The Galaxy A02s/M02s/F02s feature a triple-camera setup arranged vertically on the left side of the rear of the phone along with the flash. The main camera is a 13 MP wide lens, a 2 MP depth sensor, and a 2 MP macro sensor. The main camera can record video up at 1080p @ 30 fps. A single 5 MP front-facing camera is present in a notch.

==== Processor and Memory ====
The A02/M02 is powered by the MediaTek MT6739W quad-core SoC, while the A02s/M02s/F02s is powered by the Qualcomm Snapdragon 450 octa-core SoC.

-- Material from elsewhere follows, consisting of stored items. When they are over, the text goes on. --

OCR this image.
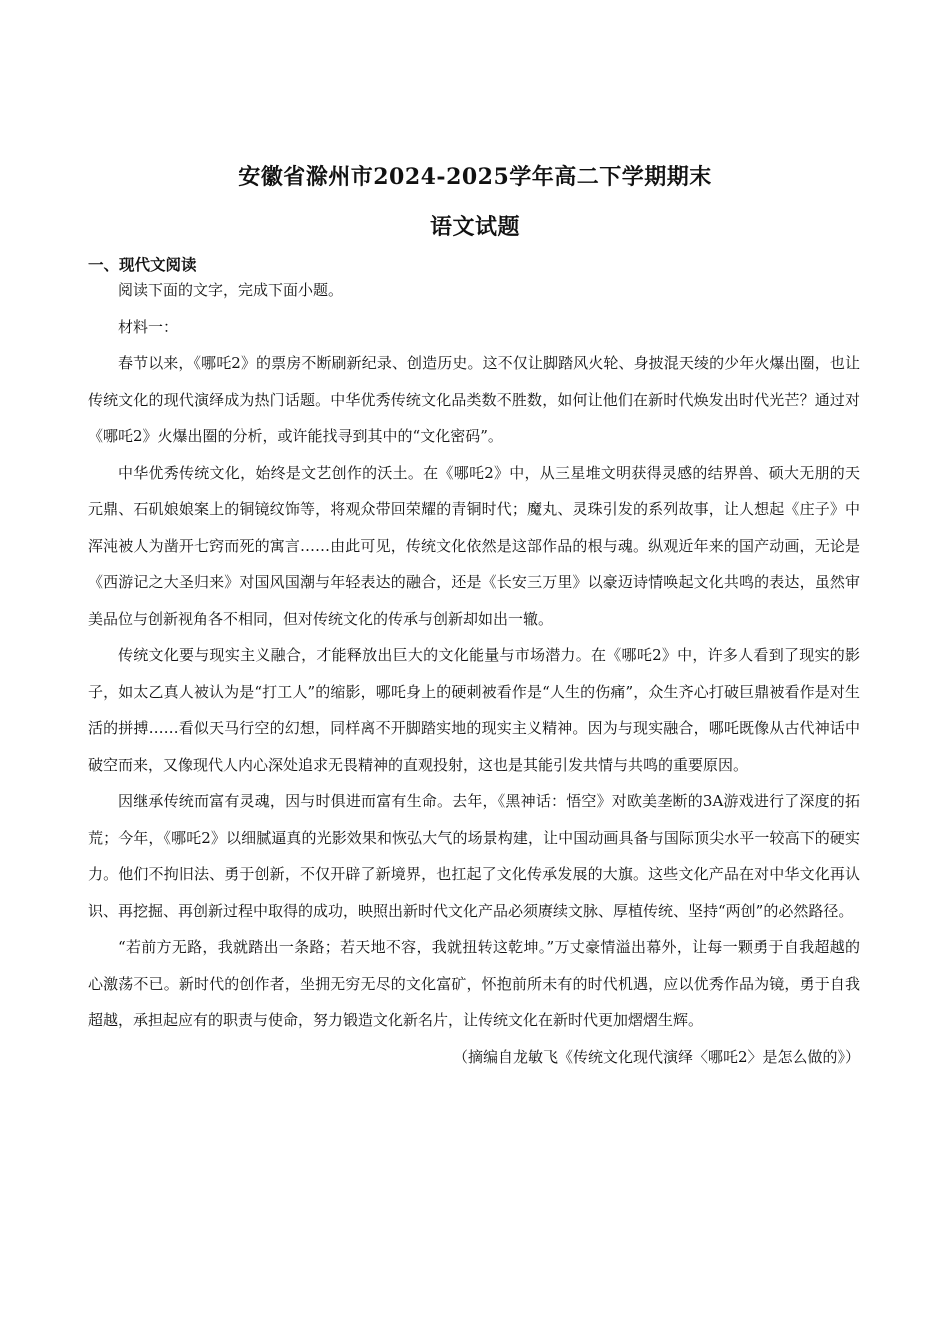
安徽省滁州市2024-2025学年高二下学期期末
语文试题
一、现代文阅读

阅读下面的文字，完成下面小题。

材料一：

春节以来，《哪吒2》的票房不断刷新纪录、创造历史。这不仅让脚踏风火轮、身披混天绫的少年火爆出圈，也让传统文化的现代演绎成为热门话题。中华优秀传统文化品类数不胜数，如何让他们在新时代焕发出时代光芒？通过对《哪吒2》火爆出圈的分析，或许能找寻到其中的“文化密码”。

中华优秀传统文化，始终是文艺创作的沃土。在《哪吒2》中，从三星堆文明获得灵感的结界兽、硕大无朋的天元鼎、石矶娘娘案上的铜镜纹饰等，将观众带回荣耀的青铜时代；魔丸、灵珠引发的系列故事，让人想起《庄子》中浑沌被人为凿开七窍而死的寓言……由此可见，传统文化依然是这部作品的根与魂。纵观近年来的国产动画，无论是《西游记之大圣归来》对国风国潮与年轻表达的融合，还是《长安三万里》以豪迈诗情唤起文化共鸣的表达，虽然审美品位与创新视角各不相同，但对传统文化的传承与创新却如出一辙。

传统文化要与现实主义融合，才能释放出巨大的文化能量与市场潜力。在《哪吒2》中，许多人看到了现实的影子，如太乙真人被认为是“打工人”的缩影，哪吒身上的硬刺被看作是“人生的伤痛”，众生齐心打破巨鼎被看作是对生活的拼搏……看似天马行空的幻想，同样离不开脚踏实地的现实主义精神。因为与现实融合，哪吒既像从古代神话中破空而来，又像现代人内心深处追求无畏精神的直观投射，这也是其能引发共情与共鸣的重要原因。

因继承传统而富有灵魂，因与时俱进而富有生命。去年，《黑神话：悟空》对欧美垄断的3A游戏进行了深度的拓荒；今年，《哪吒2》以细腻逼真的光影效果和恢弘大气的场景构建，让中国动画具备与国际顶尖水平一较高下的硬实力。他们不拘旧法、勇于创新，不仅开辟了新境界，也扛起了文化传承发展的大旗。这些文化产品在对中华文化再认识、再挖掘、再创新过程中取得的成功，映照出新时代文化产品必须赓续文脉、厚植传统、坚持“两创”的必然路径。

“若前方无路，我就踏出一条路；若天地不容，我就扭转这乾坤。”万丈豪情溢出幕外，让每一颗勇于自我超越的心激荡不已。新时代的创作者，坐拥无穷无尽的文化富矿，怀抱前所未有的时代机遇，应以优秀作品为镜，勇于自我超越，承担起应有的职责与使命，努力锻造文化新名片，让传统文化在新时代更加熠熠生辉。

（摘编自龙敏飞《传统文化现代演绎〈哪吒2〉是怎么做的》）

All variants can have either 32 GB or 64 GB of internal storage as well as either 2 GB, 3 GB, or 4 GB (for the "s" variants) of RAM. Internal storage can be expanded via a microSD card up to 512 GB. All variants use eMMC for its internal storage.

==== Battery ====
The A02/M02 have a non-removable 5000 mAh lithium-ion battery with 7.75W charging. The A02s/M02s/F02s have the same battery capacity as the A02/M02 but features a faster 15W charging.

=== Software ===
The Samsung Galaxy A02 comes with One UI Core 2.5 over Android 10, and upgradable to One UI Core 3.1 over Android 11.